One thing that having time alone brings, apart from the negatives, is a chance to remember. Music, films, friends, photographs, it’s been good to reconnect with the past, to draw upon experiences of good times, things that made me happy, and to try to make a physical connection, by listening to the songs, going through the photographs, and by getting in touch with people I haven’t seen in a while. I am very lucky, that the really important friendships in my life are fluid, we can go months, sometimes years without seeing each other, and maybe only having an occasional message, but when we do meet, it’s like the interim just melts away and we carry on exactly where we left off. I know that I’m not always the best at staying in touch, partly because of everyday life, but also because my lack of confidence always convinces me that I’m being a nuisance by sending a message. I’m getting better at that, slowly. I hope though, that anyone reading this who hasn’t heard from me in a while, understands the reasons, and remembers that I’m always here, and I do always answer a text or a call or a message.

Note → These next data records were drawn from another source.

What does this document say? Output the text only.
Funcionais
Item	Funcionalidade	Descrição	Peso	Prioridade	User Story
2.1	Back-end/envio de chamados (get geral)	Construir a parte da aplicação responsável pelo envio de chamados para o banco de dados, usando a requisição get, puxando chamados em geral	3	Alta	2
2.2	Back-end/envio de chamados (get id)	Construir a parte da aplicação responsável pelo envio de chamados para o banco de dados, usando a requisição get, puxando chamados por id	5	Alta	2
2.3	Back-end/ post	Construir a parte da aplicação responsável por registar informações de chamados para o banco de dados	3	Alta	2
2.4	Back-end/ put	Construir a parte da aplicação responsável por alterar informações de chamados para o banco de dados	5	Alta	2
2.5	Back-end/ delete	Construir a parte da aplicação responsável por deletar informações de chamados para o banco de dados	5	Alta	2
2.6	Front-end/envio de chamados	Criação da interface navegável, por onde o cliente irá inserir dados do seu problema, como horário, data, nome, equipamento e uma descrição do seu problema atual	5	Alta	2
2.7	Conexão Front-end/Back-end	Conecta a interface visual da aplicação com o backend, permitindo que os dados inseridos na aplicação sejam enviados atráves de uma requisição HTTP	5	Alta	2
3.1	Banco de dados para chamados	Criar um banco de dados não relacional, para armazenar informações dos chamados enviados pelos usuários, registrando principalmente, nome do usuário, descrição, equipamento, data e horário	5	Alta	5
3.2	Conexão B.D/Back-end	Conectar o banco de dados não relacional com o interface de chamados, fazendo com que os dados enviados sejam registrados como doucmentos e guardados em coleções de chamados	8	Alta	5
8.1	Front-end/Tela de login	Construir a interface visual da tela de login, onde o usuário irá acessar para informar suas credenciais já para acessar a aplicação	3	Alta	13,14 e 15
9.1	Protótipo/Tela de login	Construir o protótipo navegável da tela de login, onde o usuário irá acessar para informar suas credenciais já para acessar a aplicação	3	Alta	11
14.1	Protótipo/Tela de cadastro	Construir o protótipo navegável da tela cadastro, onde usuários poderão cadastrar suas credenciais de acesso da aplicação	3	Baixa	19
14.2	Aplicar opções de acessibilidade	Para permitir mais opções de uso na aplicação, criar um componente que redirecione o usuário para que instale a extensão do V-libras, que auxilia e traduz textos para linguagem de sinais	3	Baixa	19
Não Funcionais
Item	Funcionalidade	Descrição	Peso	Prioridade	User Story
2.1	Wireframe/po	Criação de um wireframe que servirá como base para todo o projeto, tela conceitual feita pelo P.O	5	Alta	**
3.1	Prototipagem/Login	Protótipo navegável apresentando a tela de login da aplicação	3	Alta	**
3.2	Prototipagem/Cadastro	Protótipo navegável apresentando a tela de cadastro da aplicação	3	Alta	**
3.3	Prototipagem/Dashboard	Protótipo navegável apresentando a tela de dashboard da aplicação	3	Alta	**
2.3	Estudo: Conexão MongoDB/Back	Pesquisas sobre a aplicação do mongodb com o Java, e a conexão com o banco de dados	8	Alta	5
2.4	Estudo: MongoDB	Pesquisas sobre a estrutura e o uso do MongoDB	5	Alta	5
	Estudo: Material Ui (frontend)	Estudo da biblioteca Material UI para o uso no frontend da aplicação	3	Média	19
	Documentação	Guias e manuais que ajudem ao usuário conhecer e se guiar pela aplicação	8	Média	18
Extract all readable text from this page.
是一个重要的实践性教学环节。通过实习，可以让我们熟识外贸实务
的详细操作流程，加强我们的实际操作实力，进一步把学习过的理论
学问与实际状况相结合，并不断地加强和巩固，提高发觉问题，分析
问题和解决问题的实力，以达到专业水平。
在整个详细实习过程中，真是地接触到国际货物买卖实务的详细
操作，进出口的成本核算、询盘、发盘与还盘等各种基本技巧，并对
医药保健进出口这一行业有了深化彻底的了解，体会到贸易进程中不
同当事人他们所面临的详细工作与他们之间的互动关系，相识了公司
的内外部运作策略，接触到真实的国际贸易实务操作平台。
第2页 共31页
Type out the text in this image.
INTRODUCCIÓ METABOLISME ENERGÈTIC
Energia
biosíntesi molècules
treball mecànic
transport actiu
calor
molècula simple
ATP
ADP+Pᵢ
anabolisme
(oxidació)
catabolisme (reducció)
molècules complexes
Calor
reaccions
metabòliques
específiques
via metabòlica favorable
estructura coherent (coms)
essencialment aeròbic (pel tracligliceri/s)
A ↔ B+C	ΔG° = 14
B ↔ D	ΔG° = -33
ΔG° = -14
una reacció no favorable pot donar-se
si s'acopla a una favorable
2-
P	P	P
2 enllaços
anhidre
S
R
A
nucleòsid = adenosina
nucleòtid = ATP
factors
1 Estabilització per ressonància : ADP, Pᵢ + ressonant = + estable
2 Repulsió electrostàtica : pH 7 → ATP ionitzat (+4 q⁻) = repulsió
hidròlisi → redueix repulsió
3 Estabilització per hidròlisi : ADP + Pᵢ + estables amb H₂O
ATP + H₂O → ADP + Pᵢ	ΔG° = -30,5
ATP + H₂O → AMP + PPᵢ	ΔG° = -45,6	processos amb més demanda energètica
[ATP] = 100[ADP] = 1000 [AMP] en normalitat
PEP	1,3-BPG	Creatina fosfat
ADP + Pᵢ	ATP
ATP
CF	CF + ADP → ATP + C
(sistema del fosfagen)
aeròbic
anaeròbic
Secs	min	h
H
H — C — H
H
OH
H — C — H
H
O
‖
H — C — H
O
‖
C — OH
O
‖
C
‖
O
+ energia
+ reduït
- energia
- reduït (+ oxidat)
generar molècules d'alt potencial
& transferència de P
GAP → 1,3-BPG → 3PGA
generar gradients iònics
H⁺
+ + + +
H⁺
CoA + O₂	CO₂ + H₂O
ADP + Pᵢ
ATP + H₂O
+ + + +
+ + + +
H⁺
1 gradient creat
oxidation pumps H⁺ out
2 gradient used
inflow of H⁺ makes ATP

I’ve always said that I don’t have any regrets, I’ve made mistakes in my life, I’ve said and done the wrong thing on occasion, but I’ve always been quick to realise my mistakes, to learn from them, and to make amends if I’ve caused any hurt or upset. what I do regret, is time, time that I lost in going along the wrong road, and most importantly, time I spent not believing in myself, and time I wasted not pursuing the goals that I could have achieved, I don’t want to have any more of those regrets, it’s going to be another journey but I think this journey to health will go alongside the journey to gain my confidence, and to try to build a future without regret.

Rambling. something I do often, ranting, again, something I do often. I need to work on both those things.